Non c’è dubbio che l’effetto è simile a un pugno nello stomaco: anche per chi non ha ricevuto un’educazione da signorina vittoriana, l’accumulo di tutte queste immagini – una dopo l’altra arrivano a oltre cento – alla fine provoca un senso di nausea e stordimento.

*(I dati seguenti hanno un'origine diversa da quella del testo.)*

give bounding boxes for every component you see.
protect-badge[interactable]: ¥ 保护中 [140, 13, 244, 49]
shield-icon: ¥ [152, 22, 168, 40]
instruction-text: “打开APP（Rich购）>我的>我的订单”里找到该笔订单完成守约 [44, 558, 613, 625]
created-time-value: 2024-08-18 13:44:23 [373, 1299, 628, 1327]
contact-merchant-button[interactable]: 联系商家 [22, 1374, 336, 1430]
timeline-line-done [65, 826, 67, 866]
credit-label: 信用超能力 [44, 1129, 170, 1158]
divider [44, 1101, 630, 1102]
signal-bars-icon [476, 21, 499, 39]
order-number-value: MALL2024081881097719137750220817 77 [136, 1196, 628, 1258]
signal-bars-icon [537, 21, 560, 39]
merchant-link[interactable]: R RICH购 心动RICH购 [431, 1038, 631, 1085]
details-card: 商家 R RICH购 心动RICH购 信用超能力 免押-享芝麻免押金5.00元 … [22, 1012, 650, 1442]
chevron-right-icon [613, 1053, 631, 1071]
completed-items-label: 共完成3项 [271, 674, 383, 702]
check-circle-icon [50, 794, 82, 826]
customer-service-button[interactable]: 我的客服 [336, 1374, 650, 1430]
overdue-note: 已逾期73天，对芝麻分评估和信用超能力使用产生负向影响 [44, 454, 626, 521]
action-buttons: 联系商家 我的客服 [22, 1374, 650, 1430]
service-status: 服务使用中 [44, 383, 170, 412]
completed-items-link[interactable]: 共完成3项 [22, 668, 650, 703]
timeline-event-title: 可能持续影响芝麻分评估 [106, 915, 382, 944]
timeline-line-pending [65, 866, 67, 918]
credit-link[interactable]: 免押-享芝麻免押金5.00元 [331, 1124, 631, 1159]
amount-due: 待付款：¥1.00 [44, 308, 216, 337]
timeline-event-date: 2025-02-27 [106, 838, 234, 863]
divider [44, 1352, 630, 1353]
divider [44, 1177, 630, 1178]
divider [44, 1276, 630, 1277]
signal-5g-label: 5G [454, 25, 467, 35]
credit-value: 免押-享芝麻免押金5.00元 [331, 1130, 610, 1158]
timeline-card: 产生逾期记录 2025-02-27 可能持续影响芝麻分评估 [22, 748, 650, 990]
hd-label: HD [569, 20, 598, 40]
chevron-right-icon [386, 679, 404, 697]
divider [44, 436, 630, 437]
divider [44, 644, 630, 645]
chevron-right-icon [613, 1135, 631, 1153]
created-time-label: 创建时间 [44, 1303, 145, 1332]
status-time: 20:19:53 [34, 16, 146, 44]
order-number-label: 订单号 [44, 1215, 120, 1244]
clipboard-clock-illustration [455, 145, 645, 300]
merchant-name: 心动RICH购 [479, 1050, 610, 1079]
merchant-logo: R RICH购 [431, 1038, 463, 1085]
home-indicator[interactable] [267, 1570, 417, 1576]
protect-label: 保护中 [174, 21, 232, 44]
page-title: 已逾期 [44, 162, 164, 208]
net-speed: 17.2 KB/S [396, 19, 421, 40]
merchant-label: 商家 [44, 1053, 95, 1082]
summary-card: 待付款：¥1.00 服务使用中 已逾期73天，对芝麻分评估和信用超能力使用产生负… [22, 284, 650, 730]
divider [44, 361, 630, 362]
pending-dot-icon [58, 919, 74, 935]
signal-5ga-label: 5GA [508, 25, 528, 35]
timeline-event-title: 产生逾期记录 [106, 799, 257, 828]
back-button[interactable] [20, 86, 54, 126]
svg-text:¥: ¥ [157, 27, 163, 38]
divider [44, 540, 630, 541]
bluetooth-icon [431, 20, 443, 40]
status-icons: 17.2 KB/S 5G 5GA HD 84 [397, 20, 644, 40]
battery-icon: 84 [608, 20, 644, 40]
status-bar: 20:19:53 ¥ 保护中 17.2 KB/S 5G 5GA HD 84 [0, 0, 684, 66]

E se anche accettiamo che questa sia arte, se anche crediamo che dopo due guerre mondiali, Hiroshima, Auschwitz, Chernobyl, il genocidio in Rwanda a colpi di macete, le fosse comuni in Bosnia, gli stupri etnici nel Darfur, la mucca pazza e il buco nell’ozono, sia impossibile dipingere le Veneri come Tiziano o scolpire l’armonia del corpo umano come Michelangelo o Canova, ci rendiamo conto tuttavia che in questa estetica dello stercorario c’è qualcosa che va oltre le ragioni del confronto con l’arte dei secoli precedenti. Non è solo il fatto che il corpo dell’arte riproduce la mutilazione del corpo stesso del mondo. Deve esserci ancora un’altra spiegazione. Perché c’è qualcosa di strano, di inspiegabile, nel fatto che tutte queste deiezioni, suppurazioni, fermentazioni e infezioni valgano in realtà milioni di euro.
Potrebbe essere normale, nello spirito del tempo, che quest’arte venga prodotta, ma poi dovrebbe essere altrettanto normale che fatichi a trovare un mercato e a essere esposta nei musei. Sarebbe logico, sarebbe comprensibile. Come è sempre stato. Una scena d’amore con Venere e Marte è sempre costata più di un quadretto con i mendicanti nelle strade della Roma del Seicento. E allora che cosa, che cosa può spiegare il valore della merda nell’arte che, come insegna quella inscatolata negli anni Sessanta da Piero Manzoni con tanto di scritta “merda d’artista”, vale a peso infinitamente più dell’oro?
Uno degli artisti più quotati, l’americano Jeff Koons, l’ha teorizzato chiaramente: “In un mondo dove tutto è basato sul denaro, ciò che fa un’opera d’arte è il suo prezzo”.
E chi stabilisce il prezzo? Forse una risposta possono darla la discesa massiccia nel mondo dell’arte dei pubblicitari (vedi Charles Saatchi, inventore della Young British Art e Damien Hirst), di grandi finanzieri come i francesi François Pinault e Bernard Arnault, a capo di marchi multinazionali del lusso, delle case d’asta Christie’s e Sotheby’s e di fondazioni artistiche, e infine la globalizzazione dei marchi museali. La loro rete economica, una forza capace di trasformare chiunque in un artista vendibile a 25/50 mila euro a foto, ha creato un’economia parallela dove anche i “rifiuti artistici” valgono milioni, esattamente come gli excreta dell’iperconsumismo delle nostre città, da smaltire quotidianamente a peso d’oro con un business ormai più redditizio di quello della cocaina.
È l’economia globale, bellezza: che sia arte, merda o scarpe non fa differenza per il profitto.